Complementary information for the conference published in IEEE International Conference on Fuzzy Systems 2012 (FUZZ-IEEE)

A Preliminary Study on Missing Data Imputation in Evolutionary Fuzzy Systems of Subgroup Discovery

In real-life data, a loss of information is frequent in data mining due to the presence of missing values in the attributes. Missing values can occur due to problems in the manual data entry procedures, equipment errors or incorrect measurements. The presence of missing values in attributes conditions the results obtained by any knowledge extraction approach. Specifically, this problem could lead in subgroup discovery to a loss of quality of results obtained by subgroups on measures such as sensitivity, confidence, significance or unusualness.

This paper presents an experimental study to analyse the effect of different missing data imputation mechanisms within subgroup discovery algorithms based on evolutionary fuzzy systems presente throughout the literature.
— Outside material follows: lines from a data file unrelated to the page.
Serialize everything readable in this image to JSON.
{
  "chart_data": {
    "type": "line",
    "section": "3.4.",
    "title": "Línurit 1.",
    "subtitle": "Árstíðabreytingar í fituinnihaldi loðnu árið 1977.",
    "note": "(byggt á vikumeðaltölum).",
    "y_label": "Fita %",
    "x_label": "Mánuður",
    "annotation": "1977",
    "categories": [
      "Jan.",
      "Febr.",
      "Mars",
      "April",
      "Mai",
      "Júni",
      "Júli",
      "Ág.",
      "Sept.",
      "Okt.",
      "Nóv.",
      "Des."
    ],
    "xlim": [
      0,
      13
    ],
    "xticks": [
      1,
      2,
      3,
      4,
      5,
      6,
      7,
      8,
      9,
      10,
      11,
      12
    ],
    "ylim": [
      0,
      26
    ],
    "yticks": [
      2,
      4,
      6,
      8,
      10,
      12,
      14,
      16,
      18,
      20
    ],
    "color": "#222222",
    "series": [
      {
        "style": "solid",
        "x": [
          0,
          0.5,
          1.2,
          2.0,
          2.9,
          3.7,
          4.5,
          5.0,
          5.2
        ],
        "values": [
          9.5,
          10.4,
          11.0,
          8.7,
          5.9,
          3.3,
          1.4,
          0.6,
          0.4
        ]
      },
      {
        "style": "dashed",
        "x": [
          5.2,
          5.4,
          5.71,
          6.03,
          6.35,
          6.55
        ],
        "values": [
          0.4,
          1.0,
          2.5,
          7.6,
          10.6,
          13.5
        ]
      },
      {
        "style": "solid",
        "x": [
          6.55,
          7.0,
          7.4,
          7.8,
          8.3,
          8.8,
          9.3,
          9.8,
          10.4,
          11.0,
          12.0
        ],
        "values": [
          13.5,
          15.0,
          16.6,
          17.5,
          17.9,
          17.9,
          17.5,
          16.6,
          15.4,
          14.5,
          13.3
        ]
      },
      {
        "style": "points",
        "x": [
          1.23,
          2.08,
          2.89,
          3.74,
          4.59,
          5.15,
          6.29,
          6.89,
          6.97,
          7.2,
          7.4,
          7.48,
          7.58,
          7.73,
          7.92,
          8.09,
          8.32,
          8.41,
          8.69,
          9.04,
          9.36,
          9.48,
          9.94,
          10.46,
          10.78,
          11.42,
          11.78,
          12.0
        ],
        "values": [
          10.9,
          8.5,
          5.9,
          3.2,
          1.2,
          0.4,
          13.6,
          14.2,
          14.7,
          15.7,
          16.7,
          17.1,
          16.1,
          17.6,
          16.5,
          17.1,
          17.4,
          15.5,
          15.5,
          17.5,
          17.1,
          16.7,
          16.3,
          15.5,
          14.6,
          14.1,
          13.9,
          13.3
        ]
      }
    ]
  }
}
The analysis is carried out with a large number of data sets obtained from KEEL repository. Among all the imputation techniques, the imputation method KNearest Neighbour outstands as the best option. In summary, if experts need to analyse a problem with a high percentage of missing values they must use this imputation method in order to treat data in a correct way and also to obtain a meaningful descriptive knowledge. In addition, results also show that the evolutionary fuzzy system with the best results is the algorithm NMEEF-SD in the missing values scenario.